Sejumlah Catatan Organisasi Profesi terhadap RUU Kesehatan
Utama

Sejumlah Catatan Organisasi Profesi terhadap RUU Kesehatan

Berharap tidak mencabut UU sektoral terkait kesehatan/kedokteran. Masukan dari organisasi profesi tenaga kesehatan menjadi bahan dalam perbaikan pembentukan norma dalam RUU Kesehatan.

Oleh:
Rofiq Hidayat
Bacaan 4 Menit
Sejumlah perwakilan organisasi profesi kesehatan saat konferensi pers menyikapi RUU Kesehatan di Komplek Gedung Parlemen, Senin (16/1/2023). Foto: RFQ
Sejumlah perwakilan organisasi profesi kesehatan saat konferensi pers menyikapi RUU Kesehatan di Komplek Gedung Parlemen, Senin (16/1/2023). Foto: RFQ

Badan Legislasi (Baleg) tancap gas membentuk draf Rancangan Undang-Undang (RUU) tentang Kesehatan dengan menggunakan metode omnibus law. Konsekuensinya, sejumlah UU eksisting yang mengatur profesi tenaga kesehatan terkena imbasnya. Protes dari kalangan organisasi profesi tenaga kesehatan semestinya menjadi pertimbangan untuk didengar sebagai bagian meaningful partisipation.
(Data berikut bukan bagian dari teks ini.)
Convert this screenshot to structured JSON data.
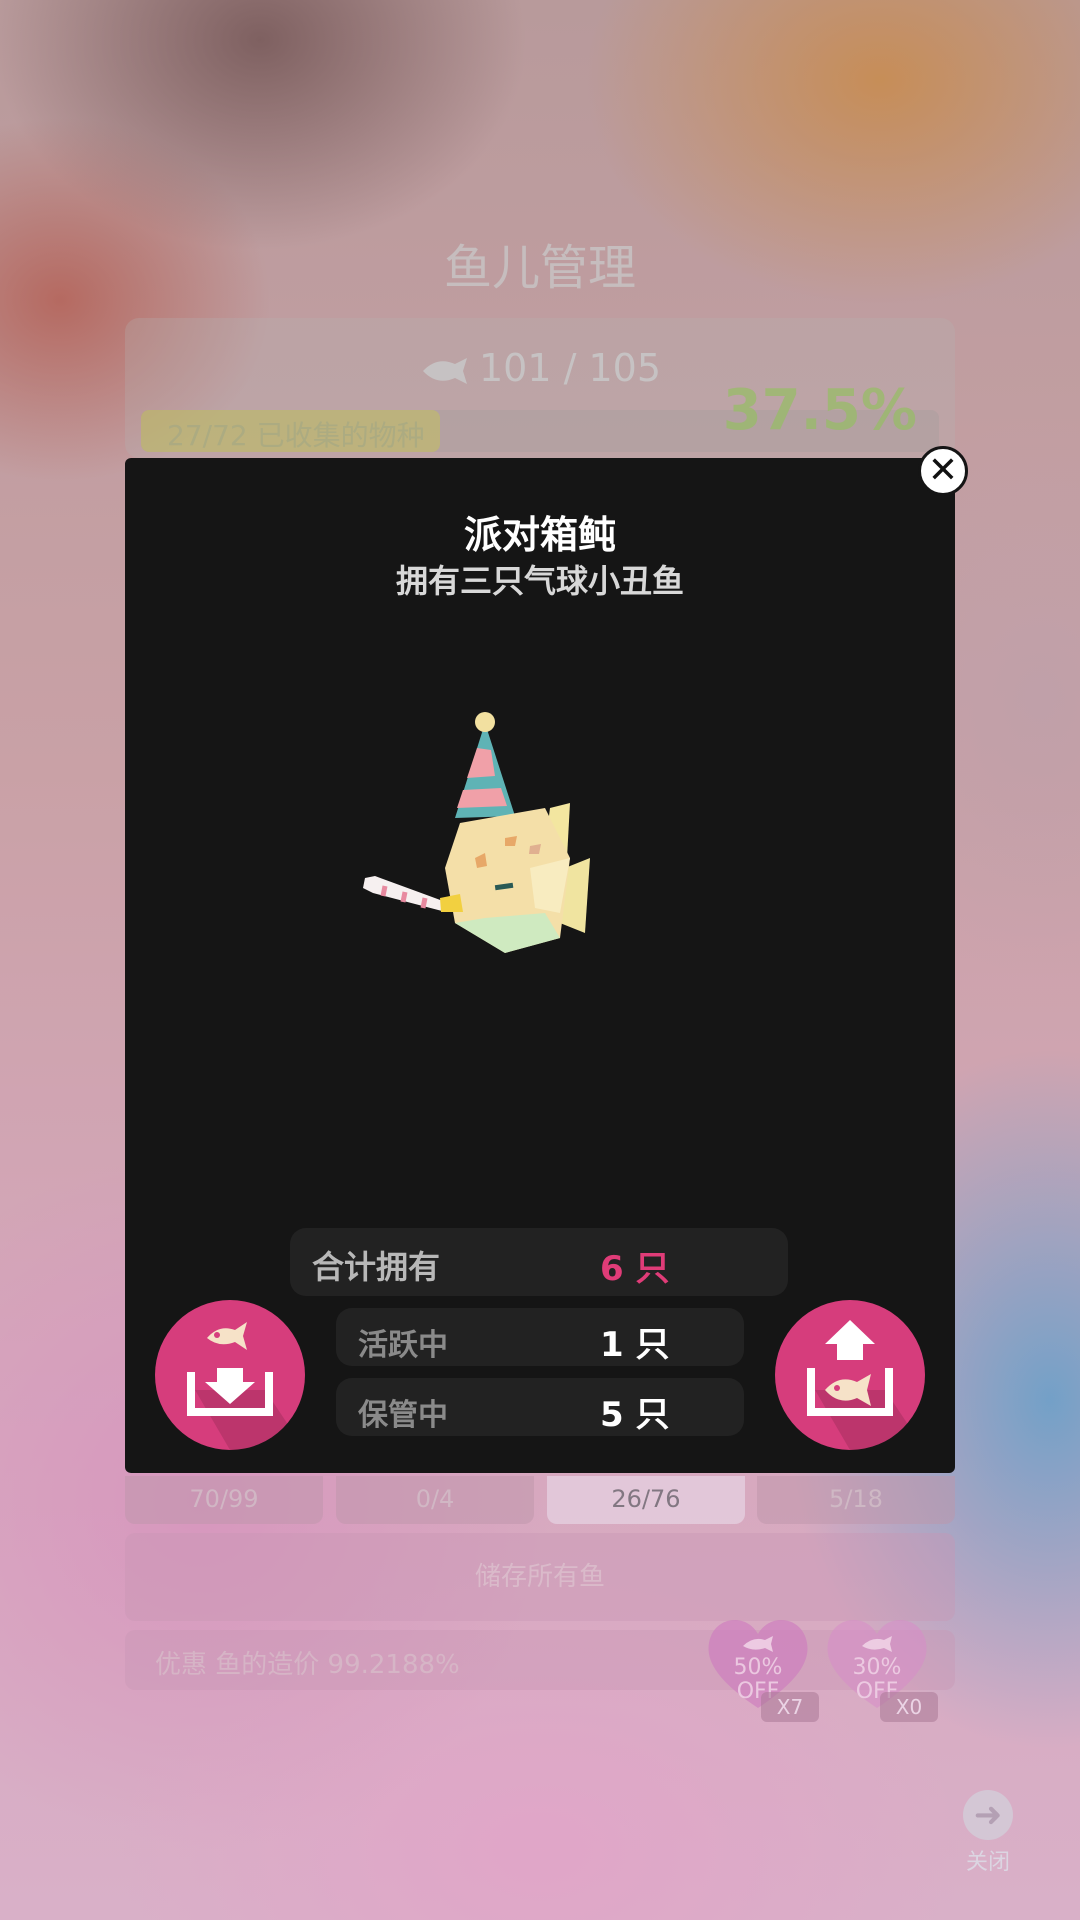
{
  "background": {
    "title": "鱼儿管理",
    "fish_count": "101 / 105",
    "species_collected": "27/72 已收集的物种",
    "species_percent": "37.5%",
    "species_progress": 0.375,
    "tabs": [
      "70/99",
      "0/4",
      "26/76",
      "5/18"
    ],
    "active_tab_index": 2,
    "store_all_label": "储存所有鱼",
    "discount_label": "优惠 鱼的造价 99.2188%",
    "coupons": [
      {
        "line1": "50%",
        "line2": "OFF",
        "count": "X7"
      },
      {
        "line1": "30%",
        "line2": "OFF",
        "count": "X0"
      }
    ],
    "close_label": "关闭"
  },
  "modal": {
    "close_icon": "close-icon",
    "fish_name": "派对箱鲀",
    "fish_desc": "拥有三只气球小丑鱼",
    "total": {
      "label": "合计拥有",
      "value": "6 只"
    },
    "active": {
      "label": "活跃中",
      "value": "1 只"
    },
    "stored": {
      "label": "保管中",
      "value": "5 只"
    },
    "store_button_icon": "fish-store-icon",
    "release_button_icon": "fish-release-icon"
  },
  "colors": {
    "accent": "#d63d7c",
    "total_value": "#e03c78",
    "modal_bg": "#151515"
  }
}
Ketua I Pengurus Pusat Ikatan Bidan Indonesia (PP IBI) Unik Endang S mengatakan organisasi tempatnya bernaung telah berusia 71 tahun dengan jumlah anggota sebanyak 400 ribuan bidan. Sementara 72 persen anggota IBI berada di layanan primer yang amat dekat dengan kebutuhan masyarakat. Dengan adanya RUU Kesehatan menggunakan omnibus law bisa berakibat hapusnya UU No.4 Tahun 2019 tentang Kebidanan.

“Kalau UU 4/2019 dicabut begitu, pasti nanti bakal terjadi kerancuan dalam hal pengaturan,” ujar Unik Endang S dalam konferensi pers di Komplek Gedung Parlemen, Senin (16/1/2023).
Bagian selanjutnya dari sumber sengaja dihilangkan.